The evening before, the girl’s parents and the school’s counseling team held a Zoom meeting with her classmates’ parents. The next day came the moment of truth: N.’s parents read to the children the Hebrew translation of “I Am Jazz,” a book relating the story of a transgender girl who “didn’t feel like herself in boy clothes,” and then told them about their daughter’s transition.
“The children accepted her in the most natural way,” the girl’s father, Matan Peled, tells Haaretz. Her transition is not physiological – just a change in her pronouns and a shift to skirts and dresses. According to Peled, since the announcement, his daughter has been feeling much more at ease socially. “Before, she lived a double life,” he says, adding that his daughter didn’t like going to school. When class was over, she would shut herself in at home because she feared her friends would see her in “girl clothes.”
“Now she goes out and has play dates in the afternoon,” Peled says. He says the school has been supportive throughout the process. “Everyone went above and beyond – the teachers, the guidance counselor, the school psychologist. We received incredible support.”
One cloud, however, darkened the sunny skies of the reception N. received from classmates and staff members: A letter from the school informing the students’ parents about the scheduled meeting between N.’s parents and the children of the class found its way into the hands of Herzliya city council member Elad Zadikov and was shared on social media. At a city council meeting at the end of last month, Zadikov accused the municipality of “pouring twisted progressive content” into Herzliya’s schoolchildren. Following those remarks, Mayor Moshe Fadlon suspended Zadikov from his position as deputy mayor.
On Monday, about 50 people came to a rather modest demonstration held in the square at city hall in protest of the Education Ministry and the school, who they say “forced the children in the class to undergo a talk on the subject of transgenderism without parental consent.”
Roni Sassover, the founder of the Parents for Tradition forum and a candidate in the previous Knesset election for the Yamina party, said at the protest: “Don’t mess with our children. How have we lost control over what goes on in schools?”
“We didn’t expect it,” admits Peled. “We chose to live in Herzliya because it is a city that has certain values, and all in all that’s the situation. Most of the people who came to the demonstration don’t even live in the city. In general, we received very warm responses from the community where we live.”
Schools rarely have to deal with gender transition cases for elementary school age children; the issue usually arises in middle and high school. According to the Education Ministry, professional teams from its psychological counselling service are involved in every request on the part of the school or the parents of a child undergoing the transition process, and aid in building a program for counselling the child.
The Education Ministry also budgets – through a call for proposals – for meetings with LGBTQ community organizations that educate towards tolerance and acceptance, and schools with transgender students often make use of them to hold meetings with teachers and students on the matter. The ministry says that despite claims made at the Herzliya protest, students are only informed of their classmate’s transition after professional staff have studied the specific case and reached the conclusion that the child is ready for it.

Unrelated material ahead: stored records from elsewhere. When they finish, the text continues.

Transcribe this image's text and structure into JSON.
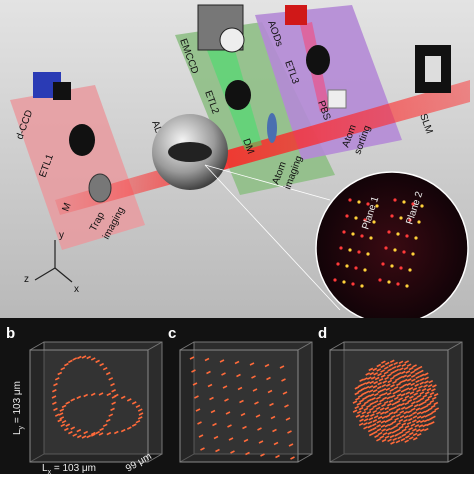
{
  "panel_a": {
    "trap_region": {
      "device": "d-CCD",
      "lens": "ETL1",
      "mirror": "M",
      "title": [
        "Trap",
        "imaging"
      ]
    },
    "center": {
      "lens": "AL"
    },
    "imaging_region": {
      "camera": "EMCCD",
      "lens": "ETL2",
      "mirror": "DM",
      "title": [
        "Atom",
        "imaging"
      ]
    },
    "sorting_region": {
      "device": "AODs",
      "lens": "ETL3",
      "splitter": "PBS",
      "title": [
        "Atom",
        "sorting"
      ]
    },
    "modulator": "SLM",
    "inset": {
      "plane_1": "Plane 1",
      "plane_2": "Plane 2"
    },
    "axes": {
      "y": "y",
      "z": "z",
      "x": "x"
    }
  },
  "panels": [
    {
      "letter": "b",
      "ly": {
        "symbol": "L",
        "sub": "y",
        "rest": " = 103 μm"
      },
      "lx": {
        "symbol": "L",
        "sub": "x",
        "rest": " = 103 μm"
      },
      "lz": "99 μm"
    },
    {
      "letter": "c"
    },
    {
      "letter": "d"
    }
  ]
}
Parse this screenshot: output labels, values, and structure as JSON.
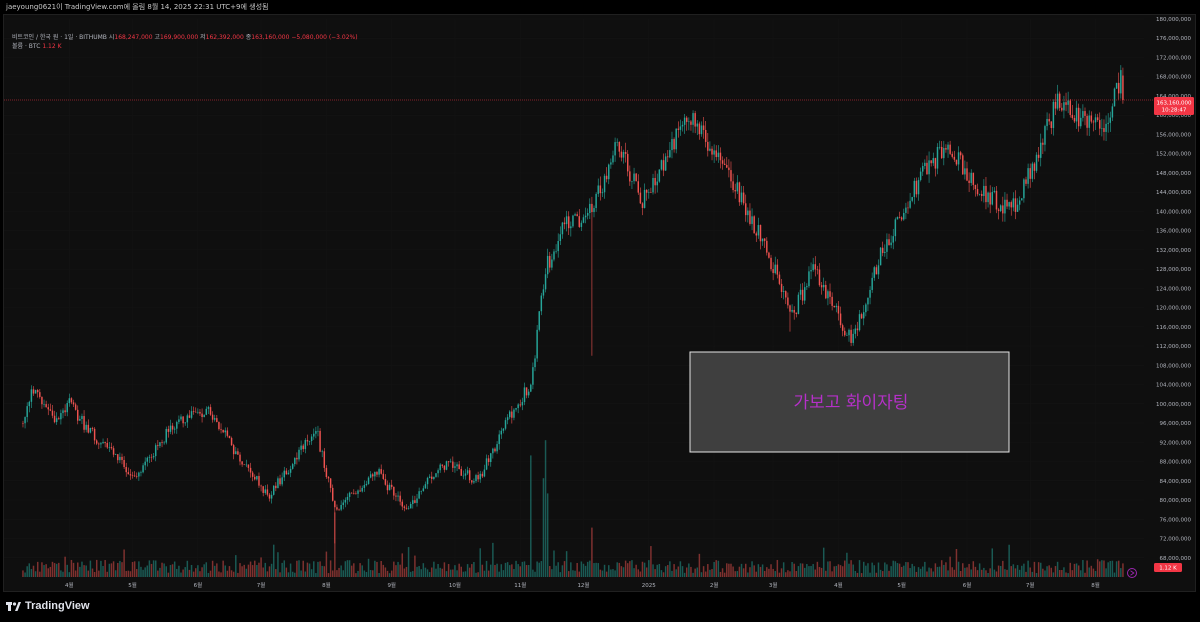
{
  "header": {
    "caption": "jaeyoung0621이 TradingView.com에 올림 8월 14, 2025 22:31 UTC+9에 생성됨"
  },
  "legend": {
    "symbol": "비트코인 / 한국 원 · 1일 · BITHUMB",
    "o_label": "시",
    "o_value": "168,247,000",
    "h_label": "고",
    "h_value": "169,900,000",
    "l_label": "저",
    "l_value": "162,392,000",
    "c_label": "종",
    "c_value": "163,160,000",
    "change": "−5,080,000 (−3.02%)",
    "volume_label": "볼륨 · BTC",
    "volume_value": "1.12 K"
  },
  "price_tag": {
    "value": "163,160,000",
    "countdown": "10:28:47"
  },
  "volume_tag": "1.12 K",
  "annotation": {
    "text": "가보고 화이자팅"
  },
  "brand": {
    "name": "TradingView"
  },
  "colors": {
    "up": "#26a69a",
    "down": "#ef5350",
    "annotation_text": "#b530c8",
    "annotation_bg": "#3f3f3f",
    "price_tag": "#f23645"
  },
  "chart_data": {
    "type": "candlestick",
    "title": "",
    "y_axis": {
      "min": 64000000,
      "max": 180000000,
      "ticks": [
        "180,000,000",
        "176,000,000",
        "172,000,000",
        "168,000,000",
        "164,000,000",
        "160,000,000",
        "156,000,000",
        "152,000,000",
        "148,000,000",
        "144,000,000",
        "140,000,000",
        "136,000,000",
        "132,000,000",
        "128,000,000",
        "124,000,000",
        "120,000,000",
        "116,000,000",
        "112,000,000",
        "108,000,000",
        "104,000,000",
        "100,000,000",
        "96,000,000",
        "92,000,000",
        "88,000,000",
        "84,000,000",
        "80,000,000",
        "76,000,000",
        "72,000,000",
        "68,000,000"
      ]
    },
    "x_ticks": [
      "4월",
      "5월",
      "6월",
      "7월",
      "8월",
      "9월",
      "10월",
      "11월",
      "12월",
      "2025",
      "2월",
      "3월",
      "4월",
      "5월",
      "6월",
      "7월",
      "8월"
    ],
    "approx_close_path": [
      {
        "date": "2024-03-10",
        "close": 96000000
      },
      {
        "date": "2024-03-14",
        "close": 103000000
      },
      {
        "date": "2024-03-24",
        "close": 97000000
      },
      {
        "date": "2024-04-01",
        "close": 100000000
      },
      {
        "date": "2024-04-13",
        "close": 93000000
      },
      {
        "date": "2024-04-19",
        "close": 92000000
      },
      {
        "date": "2024-05-01",
        "close": 84000000
      },
      {
        "date": "2024-05-21",
        "close": 96000000
      },
      {
        "date": "2024-06-06",
        "close": 98500000
      },
      {
        "date": "2024-06-25",
        "close": 86000000
      },
      {
        "date": "2024-07-05",
        "close": 81000000
      },
      {
        "date": "2024-07-27",
        "close": 95000000
      },
      {
        "date": "2024-08-05",
        "close": 78000000
      },
      {
        "date": "2024-08-25",
        "close": 86000000
      },
      {
        "date": "2024-09-07",
        "close": 78000000
      },
      {
        "date": "2024-09-27",
        "close": 88000000
      },
      {
        "date": "2024-10-12",
        "close": 84000000
      },
      {
        "date": "2024-10-29",
        "close": 99000000
      },
      {
        "date": "2024-11-06",
        "close": 104000000
      },
      {
        "date": "2024-11-13",
        "close": 128000000
      },
      {
        "date": "2024-11-22",
        "close": 137000000
      },
      {
        "date": "2024-12-05",
        "close": 140000000
      },
      {
        "date": "2024-12-17",
        "close": 154000000
      },
      {
        "date": "2024-12-29",
        "close": 142000000
      },
      {
        "date": "2025-01-20",
        "close": 160000000
      },
      {
        "date": "2025-02-05",
        "close": 150000000
      },
      {
        "date": "2025-02-25",
        "close": 133000000
      },
      {
        "date": "2025-03-10",
        "close": 118000000
      },
      {
        "date": "2025-03-20",
        "close": 128000000
      },
      {
        "date": "2025-04-07",
        "close": 113000000
      },
      {
        "date": "2025-04-22",
        "close": 132000000
      },
      {
        "date": "2025-05-10",
        "close": 147000000
      },
      {
        "date": "2025-05-23",
        "close": 154000000
      },
      {
        "date": "2025-06-05",
        "close": 145000000
      },
      {
        "date": "2025-06-22",
        "close": 140000000
      },
      {
        "date": "2025-07-01",
        "close": 148000000
      },
      {
        "date": "2025-07-14",
        "close": 163000000
      },
      {
        "date": "2025-07-25",
        "close": 159000000
      },
      {
        "date": "2025-08-06",
        "close": 158000000
      },
      {
        "date": "2025-08-13",
        "close": 168247000
      },
      {
        "date": "2025-08-14",
        "close": 163160000
      }
    ],
    "last": {
      "open": 168247000,
      "high": 169900000,
      "low": 162392000,
      "close": 163160000
    }
  }
}
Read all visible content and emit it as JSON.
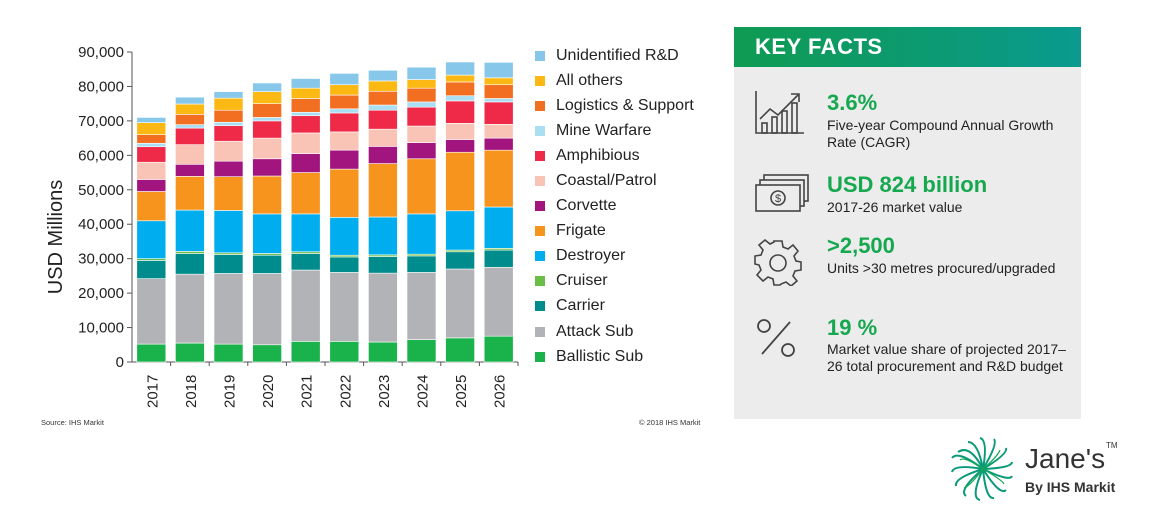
{
  "chart_data": {
    "type": "bar",
    "stacked": true,
    "categories": [
      "2017",
      "2018",
      "2019",
      "2020",
      "2021",
      "2022",
      "2023",
      "2024",
      "2025",
      "2026"
    ],
    "ylabel": "USD Millions",
    "xlabel": "",
    "ylim": [
      0,
      90000
    ],
    "yticks": [
      "0",
      "10,000",
      "20,000",
      "30,000",
      "40,000",
      "50,000",
      "60,000",
      "70,000",
      "80,000",
      "90,000"
    ],
    "grid": false,
    "legend_position": "right",
    "series": [
      {
        "name": "Ballistic Sub",
        "color": "#1ab24b",
        "values": [
          5200,
          5500,
          5200,
          5000,
          6000,
          6000,
          5800,
          6500,
          7000,
          7500
        ]
      },
      {
        "name": "Attack Sub",
        "color": "#b1b3b6",
        "values": [
          19000,
          20000,
          20500,
          20700,
          20700,
          20000,
          20000,
          19500,
          20000,
          20000
        ]
      },
      {
        "name": "Carrier",
        "color": "#008c8c",
        "values": [
          5300,
          6000,
          5500,
          5300,
          4800,
          4500,
          4800,
          4800,
          5000,
          5000
        ]
      },
      {
        "name": "Cruiser",
        "color": "#6abd45",
        "values": [
          500,
          600,
          500,
          500,
          500,
          500,
          500,
          500,
          500,
          500
        ]
      },
      {
        "name": "Destroyer",
        "color": "#00aeef",
        "values": [
          11000,
          12000,
          12300,
          11500,
          11000,
          11000,
          11000,
          11700,
          11400,
          12000
        ]
      },
      {
        "name": "Frigate",
        "color": "#f7941d",
        "values": [
          8500,
          9800,
          9800,
          11000,
          12000,
          14000,
          15500,
          16000,
          17000,
          16500
        ]
      },
      {
        "name": "Corvette",
        "color": "#a3157e",
        "values": [
          3500,
          3500,
          4500,
          5000,
          5500,
          5500,
          5000,
          4700,
          3700,
          3500
        ]
      },
      {
        "name": "Coastal/Patrol",
        "color": "#f9c3b6",
        "values": [
          5000,
          5700,
          5800,
          6000,
          6000,
          5300,
          5000,
          4800,
          4700,
          4000
        ]
      },
      {
        "name": "Amphibious",
        "color": "#ee2a48",
        "values": [
          4500,
          4800,
          4500,
          5000,
          5000,
          5500,
          5500,
          5500,
          6500,
          6500
        ]
      },
      {
        "name": "Mine Warfare",
        "color": "#a9def3",
        "values": [
          1000,
          1000,
          1000,
          1000,
          1000,
          1200,
          1500,
          1500,
          1500,
          1000
        ]
      },
      {
        "name": "Logistics & Support",
        "color": "#f26f21",
        "values": [
          2500,
          3000,
          3500,
          4000,
          4000,
          4000,
          4000,
          4000,
          4000,
          4000
        ]
      },
      {
        "name": "All others",
        "color": "#fdb913",
        "values": [
          3500,
          3000,
          3500,
          3500,
          3000,
          3000,
          3000,
          2500,
          2000,
          2000
        ]
      },
      {
        "name": "Unidentified R&D",
        "color": "#86c7ea",
        "values": [
          1500,
          2000,
          1900,
          2500,
          2800,
          3300,
          3100,
          3600,
          3800,
          4500
        ]
      }
    ]
  },
  "footer": {
    "source": "Source: IHS Markit",
    "copyright": "© 2018 IHS Markit"
  },
  "key_facts": {
    "title": "KEY FACTS",
    "accent_color": "#16a84f",
    "items": [
      {
        "icon": "growth-chart-icon",
        "value": "3.6%",
        "desc": "Five-year Compound Annual Growth Rate (CAGR)"
      },
      {
        "icon": "banknote-icon",
        "value": "USD 824 billion",
        "desc": "2017-26 market value"
      },
      {
        "icon": "gear-icon",
        "value": ">2,500",
        "desc": "Units >30 metres procured/upgraded"
      },
      {
        "icon": "percent-icon",
        "value": "19 %",
        "desc": "Market value share of projected 2017–26 total procurement and R&D budget"
      }
    ]
  },
  "brand": {
    "name": "Jane's",
    "tm": "TM",
    "by": "By IHS Markit"
  }
}
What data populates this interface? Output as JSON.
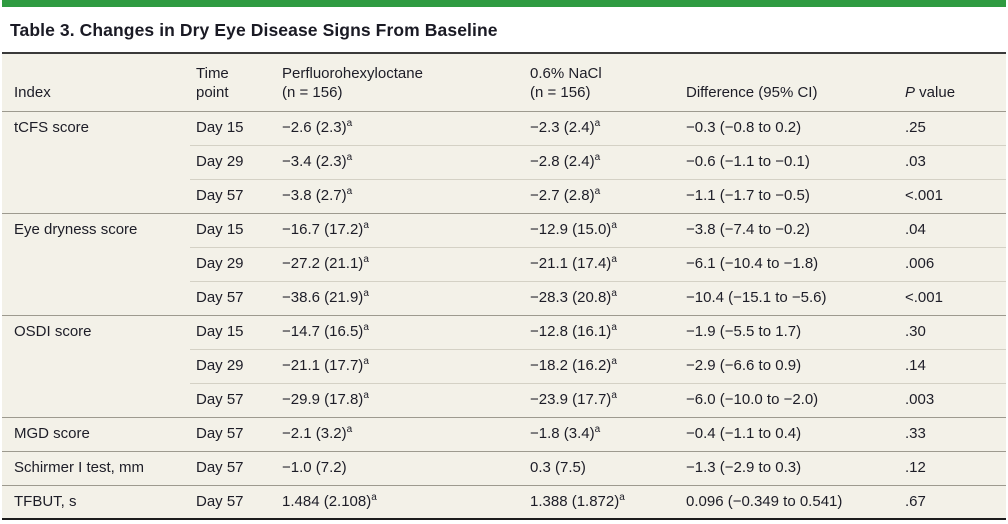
{
  "colors": {
    "accent_green": "#2f9b41",
    "table_background": "#f3f1e8",
    "top_rule": "#3a3a3a",
    "bottom_rule": "#1c1c1c",
    "section_divider": "#9d9a8f",
    "row_divider": "#d4d1c5",
    "text": "#1d1d27"
  },
  "title": "Table 3. Changes in Dry Eye Disease Signs From Baseline",
  "table": {
    "header": [
      {
        "id": "index",
        "lines": [
          "Index"
        ]
      },
      {
        "id": "time-point",
        "lines": [
          "Time",
          "point"
        ]
      },
      {
        "id": "pfho",
        "lines": [
          "Perfluorohexyloctane",
          "(n = 156)"
        ]
      },
      {
        "id": "nacl",
        "lines": [
          "0.6% NaCl",
          "(n = 156)"
        ]
      },
      {
        "id": "difference",
        "lines": [
          "Difference (95% CI)"
        ]
      },
      {
        "id": "p-value",
        "lines": [
          "P value"
        ],
        "italic_first_word": true
      }
    ],
    "footnote_marker": "a",
    "sections": [
      {
        "index": "tCFS score",
        "rows": [
          {
            "time": "Day 15",
            "pfho": "−2.6 (2.3)",
            "pfho_sup": "a",
            "nacl": "−2.3 (2.4)",
            "nacl_sup": "a",
            "diff": "−0.3 (−0.8 to 0.2)",
            "p": ".25"
          },
          {
            "time": "Day 29",
            "pfho": "−3.4 (2.3)",
            "pfho_sup": "a",
            "nacl": "−2.8 (2.4)",
            "nacl_sup": "a",
            "diff": "−0.6 (−1.1 to −0.1)",
            "p": ".03"
          },
          {
            "time": "Day 57",
            "pfho": "−3.8 (2.7)",
            "pfho_sup": "a",
            "nacl": "−2.7 (2.8)",
            "nacl_sup": "a",
            "diff": "−1.1 (−1.7 to −0.5)",
            "p": "<.001"
          }
        ]
      },
      {
        "index": "Eye dryness score",
        "rows": [
          {
            "time": "Day 15",
            "pfho": "−16.7 (17.2)",
            "pfho_sup": "a",
            "nacl": "−12.9 (15.0)",
            "nacl_sup": "a",
            "diff": "−3.8 (−7.4 to −0.2)",
            "p": ".04"
          },
          {
            "time": "Day 29",
            "pfho": "−27.2 (21.1)",
            "pfho_sup": "a",
            "nacl": "−21.1 (17.4)",
            "nacl_sup": "a",
            "diff": "−6.1 (−10.4 to −1.8)",
            "p": ".006"
          },
          {
            "time": "Day 57",
            "pfho": "−38.6 (21.9)",
            "pfho_sup": "a",
            "nacl": "−28.3 (20.8)",
            "nacl_sup": "a",
            "diff": "−10.4 (−15.1 to −5.6)",
            "p": "<.001"
          }
        ]
      },
      {
        "index": "OSDI score",
        "rows": [
          {
            "time": "Day 15",
            "pfho": "−14.7 (16.5)",
            "pfho_sup": "a",
            "nacl": "−12.8 (16.1)",
            "nacl_sup": "a",
            "diff": "−1.9 (−5.5 to 1.7)",
            "p": ".30"
          },
          {
            "time": "Day 29",
            "pfho": "−21.1 (17.7)",
            "pfho_sup": "a",
            "nacl": "−18.2 (16.2)",
            "nacl_sup": "a",
            "diff": "−2.9 (−6.6 to 0.9)",
            "p": ".14"
          },
          {
            "time": "Day 57",
            "pfho": "−29.9 (17.8)",
            "pfho_sup": "a",
            "nacl": "−23.9 (17.7)",
            "nacl_sup": "a",
            "diff": "−6.0 (−10.0 to −2.0)",
            "p": ".003"
          }
        ]
      },
      {
        "index": "MGD score",
        "rows": [
          {
            "time": "Day 57",
            "pfho": "−2.1 (3.2)",
            "pfho_sup": "a",
            "nacl": "−1.8 (3.4)",
            "nacl_sup": "a",
            "diff": "−0.4 (−1.1 to 0.4)",
            "p": ".33"
          }
        ]
      },
      {
        "index": "Schirmer I test, mm",
        "rows": [
          {
            "time": "Day 57",
            "pfho": "−1.0 (7.2)",
            "pfho_sup": "",
            "nacl": "0.3 (7.5)",
            "nacl_sup": "",
            "diff": "−1.3 (−2.9 to 0.3)",
            "p": ".12"
          }
        ]
      },
      {
        "index": "TFBUT, s",
        "rows": [
          {
            "time": "Day 57",
            "pfho": "1.484 (2.108)",
            "pfho_sup": "a",
            "nacl": "1.388 (1.872)",
            "nacl_sup": "a",
            "diff": "0.096 (−0.349 to 0.541)",
            "p": ".67"
          }
        ]
      }
    ]
  }
}
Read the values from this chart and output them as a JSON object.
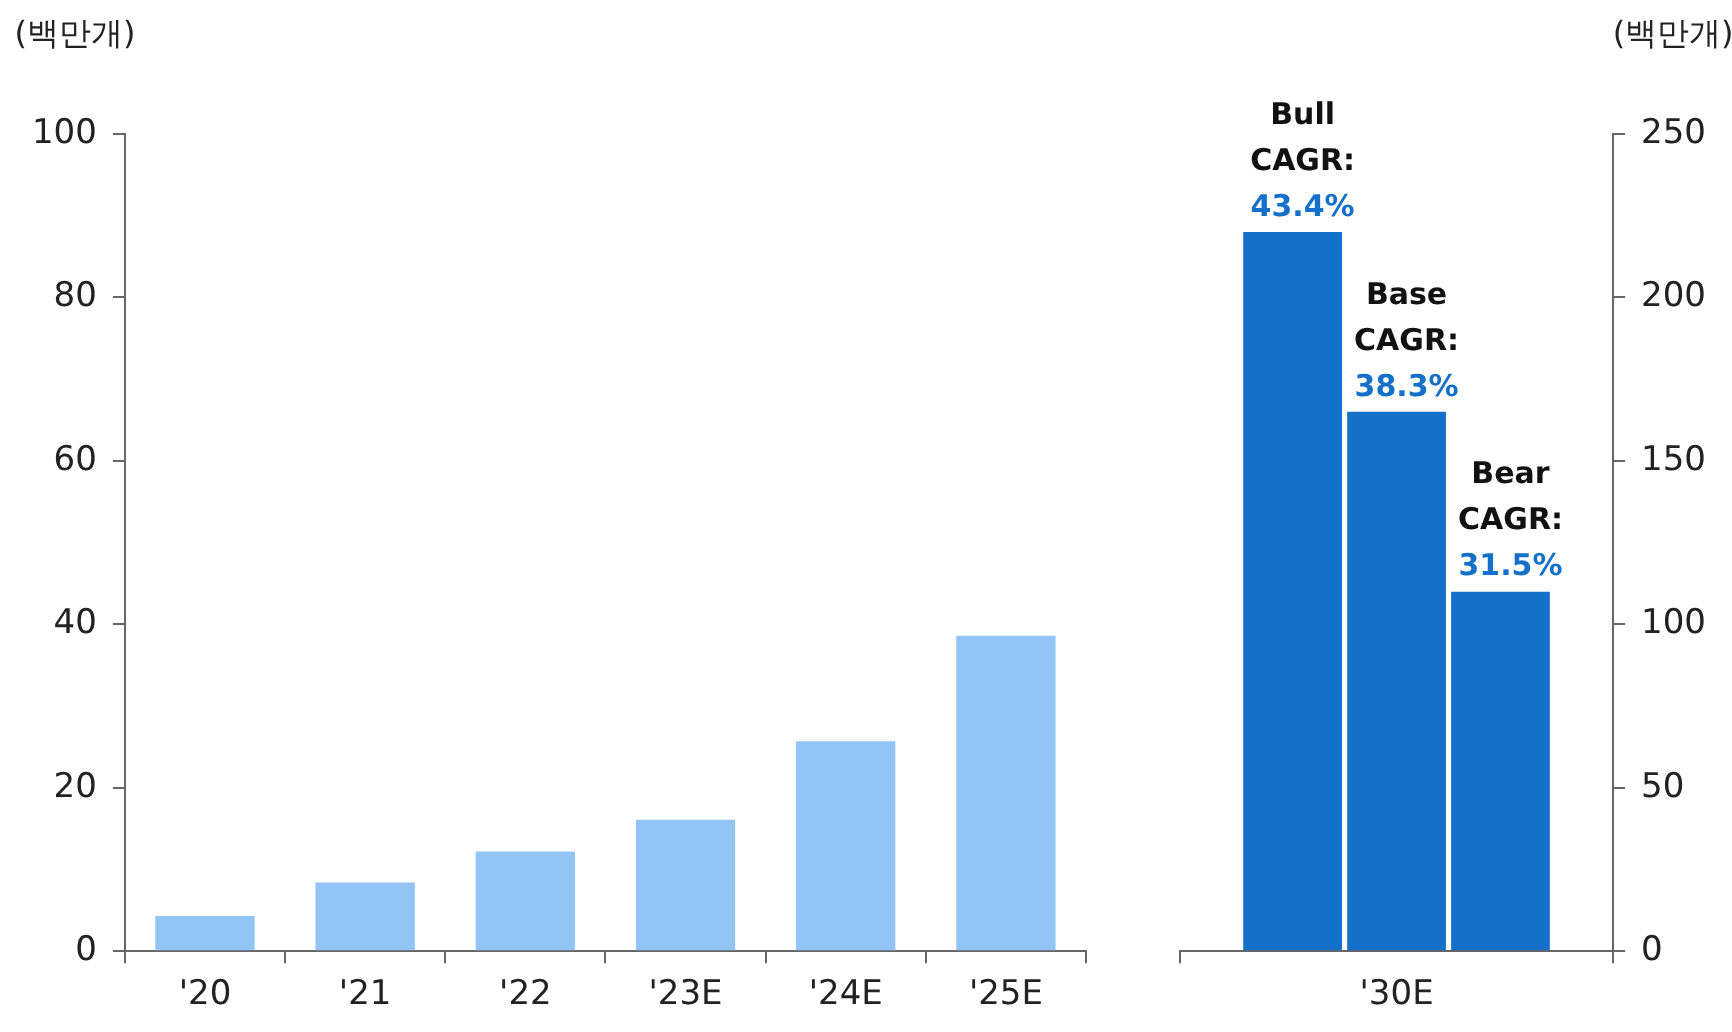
{
  "chart_data": [
    {
      "type": "bar",
      "ylabel": "(백만개)",
      "categories": [
        "'20",
        "'21",
        "'22",
        "'23E",
        "'24E",
        "'25E"
      ],
      "values": [
        4.3,
        8.4,
        12.2,
        16.1,
        25.7,
        38.6
      ],
      "color": "#92c5f5",
      "ylim": [
        0,
        100
      ],
      "yticks": [
        0,
        20,
        40,
        60,
        80,
        100
      ]
    },
    {
      "type": "bar",
      "y2label": "(백만개)",
      "categories": [
        "'30E"
      ],
      "series": [
        {
          "color": "#1470c8",
          "values": [
            220
          ],
          "axis": "y2"
        },
        {
          "color": "#1470c8",
          "values": [
            165
          ],
          "axis": "y2"
        },
        {
          "color": "#1470c8",
          "values": [
            110
          ],
          "axis": "y2"
        }
      ],
      "y2lim": [
        0,
        250
      ],
      "y2ticks": [
        0,
        50,
        100,
        150,
        200,
        250
      ],
      "annotations": [
        "Bull CAGR: 43.4%",
        "Base CAGR: 38.3%",
        "Bear CAGR: 31.5%"
      ]
    }
  ]
}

LGBTQ organizations say the support the Education Ministry provided the students with is important, but is far from sufficient. “The Education Ministry gets involved when the school or parents ask it to, but does not take any unequivocal actions when conflict arises,” says Rotem Sorek, the director of the Maavarim – Israeli Transgender Community organization. When the process is met with understanding on the part of the child’s parents and educational staff, the Education Ministry provides the schools with tools that help in the process of acceptance, she says. It becomes much more complicated, though, when the parents or school staff expresses opposition to the process. “In the end, if someone – whether it is the parents of staff – says ‘no,’ the Education Ministry will not fight it,” Sorek adds.
Sorek gives the example of a student at a school in central Israel who underwent a gender confirmation process and asked the school staff to use the proper pronouns for him. The student’s parents expressed their opposition, and in the end the Education Ministry told the school staff to listen to the parents and ignore the teenager’s wishes. “The teachers were forced to abuse the child against their own wishes,” says Sorek. “This matter is not standardized.”
Standardizing the matter – such as using proper pronouns and handling sensitive situations such as gym class or sleeping arrangements on school trips – has been stalled at the Education Ministry for years, with no progress in sight. Over four years ago, during former Prime Minister Naftali Bennett’s term as education minister, the ministry’s psychological service began writing guidelines for how to treat LGBTQ students in school. The guidelines were never released, and the Education Ministry blamed the delay on technical reasons.
LGBTQ organizations who had been awaiting the guidelines had their hopes reawakened in March, when ministry representatives told the Knesset that the document would be released soon. Since then, though, there has been no progress – and the LGBTQ organizations fear that it has once again been postponed. “They’ve talking about it for years, and it still hasn’t come out,” says Sorek. “They promise us that it’s on the way, and in the meantime, it’s not happening.”